May 19, 2010 13:52
So as all the entries I've made in the last year+ point out, I set out on this self-improvement kick about a year ago. Mixed results so far. The superficial aspects of me are changed, and for the better. This I've noted thus far. However, it became highly apparent over the last several days that there is still so much more to be done.
A conversation with one of my old professors helped me realize that I still do not truly approach life with optimism or confidence... rather, I still skirt by on the fringes of society, hoping to be discovered by somebody that would desire my company. I still do not initiate, still fear rejection and so intensely that I prefer to not try anything at all rather than fail. That's left me in an interesting purgatory where I'm only willing to work on things I'm good at, or try things that I already know I can do. I've yet to go play hockey because I'm embarrassed at how terrible a skater (and thus, player) I am. I don't approach cute girls for fear of an embarrassing rejection. I don't really meet people or make friends in general; everybody I meet comes to me.
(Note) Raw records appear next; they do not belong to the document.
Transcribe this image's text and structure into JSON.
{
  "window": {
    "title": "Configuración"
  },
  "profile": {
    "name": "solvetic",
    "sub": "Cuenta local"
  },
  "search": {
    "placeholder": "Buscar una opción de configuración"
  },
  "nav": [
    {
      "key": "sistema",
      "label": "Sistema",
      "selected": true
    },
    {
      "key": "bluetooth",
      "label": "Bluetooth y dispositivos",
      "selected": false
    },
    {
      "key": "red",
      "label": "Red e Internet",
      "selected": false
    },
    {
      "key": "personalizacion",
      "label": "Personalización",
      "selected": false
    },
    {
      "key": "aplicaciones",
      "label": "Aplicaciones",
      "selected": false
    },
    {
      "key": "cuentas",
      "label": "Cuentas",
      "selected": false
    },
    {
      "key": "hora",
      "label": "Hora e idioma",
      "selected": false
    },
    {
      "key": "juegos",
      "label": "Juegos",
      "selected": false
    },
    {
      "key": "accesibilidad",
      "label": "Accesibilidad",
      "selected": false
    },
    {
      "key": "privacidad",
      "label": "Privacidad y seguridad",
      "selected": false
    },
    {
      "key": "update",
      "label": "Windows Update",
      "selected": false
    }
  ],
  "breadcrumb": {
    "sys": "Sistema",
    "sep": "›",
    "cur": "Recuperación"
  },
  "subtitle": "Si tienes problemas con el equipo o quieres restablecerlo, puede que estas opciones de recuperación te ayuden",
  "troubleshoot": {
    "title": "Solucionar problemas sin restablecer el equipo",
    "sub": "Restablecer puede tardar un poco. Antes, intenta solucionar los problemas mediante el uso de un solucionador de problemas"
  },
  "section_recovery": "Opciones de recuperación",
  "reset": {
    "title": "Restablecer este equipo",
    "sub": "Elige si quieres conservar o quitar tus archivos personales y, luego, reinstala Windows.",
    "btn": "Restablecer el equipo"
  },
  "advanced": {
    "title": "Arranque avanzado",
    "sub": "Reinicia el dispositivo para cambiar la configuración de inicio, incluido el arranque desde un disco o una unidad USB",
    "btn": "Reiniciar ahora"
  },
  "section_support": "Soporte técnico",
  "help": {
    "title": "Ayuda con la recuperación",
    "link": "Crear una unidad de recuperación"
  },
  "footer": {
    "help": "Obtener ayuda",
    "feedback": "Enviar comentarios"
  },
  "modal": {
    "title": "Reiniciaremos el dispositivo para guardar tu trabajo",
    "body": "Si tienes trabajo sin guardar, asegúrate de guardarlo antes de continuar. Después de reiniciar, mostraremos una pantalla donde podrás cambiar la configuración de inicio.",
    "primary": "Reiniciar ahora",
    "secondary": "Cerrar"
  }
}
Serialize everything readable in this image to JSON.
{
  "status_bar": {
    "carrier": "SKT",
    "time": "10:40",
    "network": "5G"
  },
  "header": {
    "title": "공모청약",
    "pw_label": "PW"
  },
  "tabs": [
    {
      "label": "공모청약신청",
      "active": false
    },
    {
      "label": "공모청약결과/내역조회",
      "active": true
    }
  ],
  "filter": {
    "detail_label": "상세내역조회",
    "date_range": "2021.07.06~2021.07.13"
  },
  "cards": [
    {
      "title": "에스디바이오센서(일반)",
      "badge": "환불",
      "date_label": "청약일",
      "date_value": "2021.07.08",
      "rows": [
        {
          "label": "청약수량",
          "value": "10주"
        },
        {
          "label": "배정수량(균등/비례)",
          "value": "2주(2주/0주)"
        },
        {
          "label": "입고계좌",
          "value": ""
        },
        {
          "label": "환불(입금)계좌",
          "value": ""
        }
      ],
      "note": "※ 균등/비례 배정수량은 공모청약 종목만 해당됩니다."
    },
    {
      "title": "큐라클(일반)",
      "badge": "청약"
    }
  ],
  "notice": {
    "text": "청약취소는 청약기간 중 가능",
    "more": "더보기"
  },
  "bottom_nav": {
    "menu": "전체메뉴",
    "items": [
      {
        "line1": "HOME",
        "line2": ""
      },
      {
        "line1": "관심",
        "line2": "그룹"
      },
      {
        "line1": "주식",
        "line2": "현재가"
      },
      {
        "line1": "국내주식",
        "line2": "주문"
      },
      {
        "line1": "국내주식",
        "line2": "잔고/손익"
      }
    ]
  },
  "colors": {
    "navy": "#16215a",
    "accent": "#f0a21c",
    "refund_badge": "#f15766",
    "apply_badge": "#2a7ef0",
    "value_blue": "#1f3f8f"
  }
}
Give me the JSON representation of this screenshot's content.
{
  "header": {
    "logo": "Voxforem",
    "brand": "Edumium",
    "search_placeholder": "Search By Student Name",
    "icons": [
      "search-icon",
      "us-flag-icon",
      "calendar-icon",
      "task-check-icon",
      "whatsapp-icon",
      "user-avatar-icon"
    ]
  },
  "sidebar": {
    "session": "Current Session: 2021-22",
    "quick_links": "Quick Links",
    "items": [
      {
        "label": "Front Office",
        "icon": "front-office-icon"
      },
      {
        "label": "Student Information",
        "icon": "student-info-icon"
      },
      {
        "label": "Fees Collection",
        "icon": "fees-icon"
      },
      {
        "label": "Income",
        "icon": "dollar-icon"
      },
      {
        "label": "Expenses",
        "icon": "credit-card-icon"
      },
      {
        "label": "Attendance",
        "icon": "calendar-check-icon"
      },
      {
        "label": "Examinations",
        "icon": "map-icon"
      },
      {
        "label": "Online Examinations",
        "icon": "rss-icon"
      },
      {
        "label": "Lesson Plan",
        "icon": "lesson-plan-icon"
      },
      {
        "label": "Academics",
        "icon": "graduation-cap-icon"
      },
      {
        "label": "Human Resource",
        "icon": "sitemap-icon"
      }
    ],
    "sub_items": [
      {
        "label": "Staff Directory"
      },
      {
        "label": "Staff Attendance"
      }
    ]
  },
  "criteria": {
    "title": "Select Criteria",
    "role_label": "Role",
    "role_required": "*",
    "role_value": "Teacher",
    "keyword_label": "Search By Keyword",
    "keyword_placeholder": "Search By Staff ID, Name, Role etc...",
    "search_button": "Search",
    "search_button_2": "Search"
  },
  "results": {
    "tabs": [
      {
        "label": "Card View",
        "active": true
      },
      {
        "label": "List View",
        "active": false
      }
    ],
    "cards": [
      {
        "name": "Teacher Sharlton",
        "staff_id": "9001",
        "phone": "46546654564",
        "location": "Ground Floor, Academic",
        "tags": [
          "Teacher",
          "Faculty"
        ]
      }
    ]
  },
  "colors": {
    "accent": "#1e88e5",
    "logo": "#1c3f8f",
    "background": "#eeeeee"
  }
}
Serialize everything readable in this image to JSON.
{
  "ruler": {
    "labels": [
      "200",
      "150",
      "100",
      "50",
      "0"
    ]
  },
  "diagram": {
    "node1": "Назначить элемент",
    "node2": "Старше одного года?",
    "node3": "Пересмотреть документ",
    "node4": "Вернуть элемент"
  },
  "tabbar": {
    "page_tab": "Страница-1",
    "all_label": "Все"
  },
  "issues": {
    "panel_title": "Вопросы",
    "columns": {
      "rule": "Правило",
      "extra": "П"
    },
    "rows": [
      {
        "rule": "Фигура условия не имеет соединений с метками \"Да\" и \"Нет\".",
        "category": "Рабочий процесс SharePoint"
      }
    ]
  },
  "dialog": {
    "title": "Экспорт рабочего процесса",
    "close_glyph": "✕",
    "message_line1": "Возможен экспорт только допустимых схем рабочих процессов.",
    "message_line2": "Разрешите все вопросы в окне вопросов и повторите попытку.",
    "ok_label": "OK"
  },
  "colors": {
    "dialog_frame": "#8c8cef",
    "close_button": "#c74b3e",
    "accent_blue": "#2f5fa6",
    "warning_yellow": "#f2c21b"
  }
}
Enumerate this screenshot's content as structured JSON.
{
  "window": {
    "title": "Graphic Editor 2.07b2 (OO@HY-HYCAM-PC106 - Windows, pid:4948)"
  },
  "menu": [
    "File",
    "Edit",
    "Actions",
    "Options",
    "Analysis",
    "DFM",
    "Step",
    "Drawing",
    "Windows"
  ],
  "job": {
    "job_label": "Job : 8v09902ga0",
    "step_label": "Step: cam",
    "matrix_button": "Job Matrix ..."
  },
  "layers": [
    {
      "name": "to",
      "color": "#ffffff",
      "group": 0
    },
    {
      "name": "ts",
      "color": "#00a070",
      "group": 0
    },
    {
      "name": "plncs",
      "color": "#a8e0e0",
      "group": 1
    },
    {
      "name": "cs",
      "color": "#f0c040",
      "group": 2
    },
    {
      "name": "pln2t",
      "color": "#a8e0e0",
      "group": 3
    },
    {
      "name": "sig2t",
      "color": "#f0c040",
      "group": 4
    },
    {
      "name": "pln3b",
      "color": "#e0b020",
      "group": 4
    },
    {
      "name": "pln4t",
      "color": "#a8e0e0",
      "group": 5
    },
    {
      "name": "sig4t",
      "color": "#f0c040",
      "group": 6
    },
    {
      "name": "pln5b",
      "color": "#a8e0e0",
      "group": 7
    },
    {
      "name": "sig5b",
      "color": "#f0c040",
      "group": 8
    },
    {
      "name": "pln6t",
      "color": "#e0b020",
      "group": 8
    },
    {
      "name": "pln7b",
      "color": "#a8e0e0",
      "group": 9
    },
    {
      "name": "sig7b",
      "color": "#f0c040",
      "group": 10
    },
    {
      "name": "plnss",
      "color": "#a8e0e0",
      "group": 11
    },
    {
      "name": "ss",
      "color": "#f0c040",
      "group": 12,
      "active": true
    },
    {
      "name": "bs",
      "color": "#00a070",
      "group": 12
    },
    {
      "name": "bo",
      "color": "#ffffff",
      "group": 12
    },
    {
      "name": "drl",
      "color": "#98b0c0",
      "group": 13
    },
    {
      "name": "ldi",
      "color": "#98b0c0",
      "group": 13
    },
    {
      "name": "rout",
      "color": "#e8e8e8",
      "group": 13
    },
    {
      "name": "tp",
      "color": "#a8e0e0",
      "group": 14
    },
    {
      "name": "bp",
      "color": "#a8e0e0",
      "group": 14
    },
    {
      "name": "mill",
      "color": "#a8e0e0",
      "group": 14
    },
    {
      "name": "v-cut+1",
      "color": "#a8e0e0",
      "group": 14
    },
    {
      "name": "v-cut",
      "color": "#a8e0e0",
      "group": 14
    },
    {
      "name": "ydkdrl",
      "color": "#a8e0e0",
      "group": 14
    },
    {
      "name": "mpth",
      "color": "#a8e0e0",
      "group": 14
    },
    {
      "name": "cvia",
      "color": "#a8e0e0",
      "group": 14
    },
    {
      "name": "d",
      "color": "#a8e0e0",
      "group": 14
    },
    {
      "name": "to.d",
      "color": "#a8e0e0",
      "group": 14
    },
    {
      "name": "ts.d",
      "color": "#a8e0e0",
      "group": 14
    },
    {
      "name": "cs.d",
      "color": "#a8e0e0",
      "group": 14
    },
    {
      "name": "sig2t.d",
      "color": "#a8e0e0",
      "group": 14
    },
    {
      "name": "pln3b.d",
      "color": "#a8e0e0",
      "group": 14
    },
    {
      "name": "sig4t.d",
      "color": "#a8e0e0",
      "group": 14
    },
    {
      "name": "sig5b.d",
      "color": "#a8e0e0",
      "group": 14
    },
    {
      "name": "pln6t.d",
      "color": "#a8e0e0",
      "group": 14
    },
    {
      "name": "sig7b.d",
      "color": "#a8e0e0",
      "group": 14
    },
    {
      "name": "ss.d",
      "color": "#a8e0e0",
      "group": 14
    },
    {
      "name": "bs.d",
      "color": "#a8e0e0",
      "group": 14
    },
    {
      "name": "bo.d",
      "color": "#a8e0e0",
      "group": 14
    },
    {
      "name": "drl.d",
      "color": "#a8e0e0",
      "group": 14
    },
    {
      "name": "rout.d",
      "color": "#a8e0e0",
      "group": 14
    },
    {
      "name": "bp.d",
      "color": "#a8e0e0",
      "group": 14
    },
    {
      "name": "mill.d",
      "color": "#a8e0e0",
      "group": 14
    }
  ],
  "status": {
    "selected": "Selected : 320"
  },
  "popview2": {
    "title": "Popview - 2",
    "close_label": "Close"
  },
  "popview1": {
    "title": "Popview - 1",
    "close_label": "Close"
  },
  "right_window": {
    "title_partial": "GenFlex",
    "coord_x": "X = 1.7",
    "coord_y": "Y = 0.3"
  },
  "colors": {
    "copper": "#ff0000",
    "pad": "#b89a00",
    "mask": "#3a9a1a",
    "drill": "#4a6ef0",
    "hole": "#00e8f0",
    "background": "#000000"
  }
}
Seriously, this shit is ridiculous. I have to break the grooves of these learned behaviors (or lack thereof?) because the comfort they provide me is far outshined by all the unknown opportunities I have squandered, ignored or rejected through the years. For all I've experienced and come to know, I've still yet to actually live. Worse yet, I have little patience for the development process. I crush myself for everything I don't do at an elite level, as though nothing is worth doing unless you're the very best at it (or damn near it). I think the flaws in such a philosophy are obvious. I got no patience for my own development process and I receive little-to-no satisfaction from my incremental improvements.
It's time to chill the fuck out and learn how to be happy with the process of growing, instead of only being satisfied with the acquisition of the original rewards I was motivated to grow for (like a relationship or what have you.) I'm still learning how, and I think it's going to take a while. If anybody has any advice or a story to share about similar experiences or efforts, seriously, I'd love to hear it.
I am a sweet, compassionate, loyal and loving human being. I deserve far better than the lot I've granted myself in life. It absolutely has to happen; for me and everybody around my small world.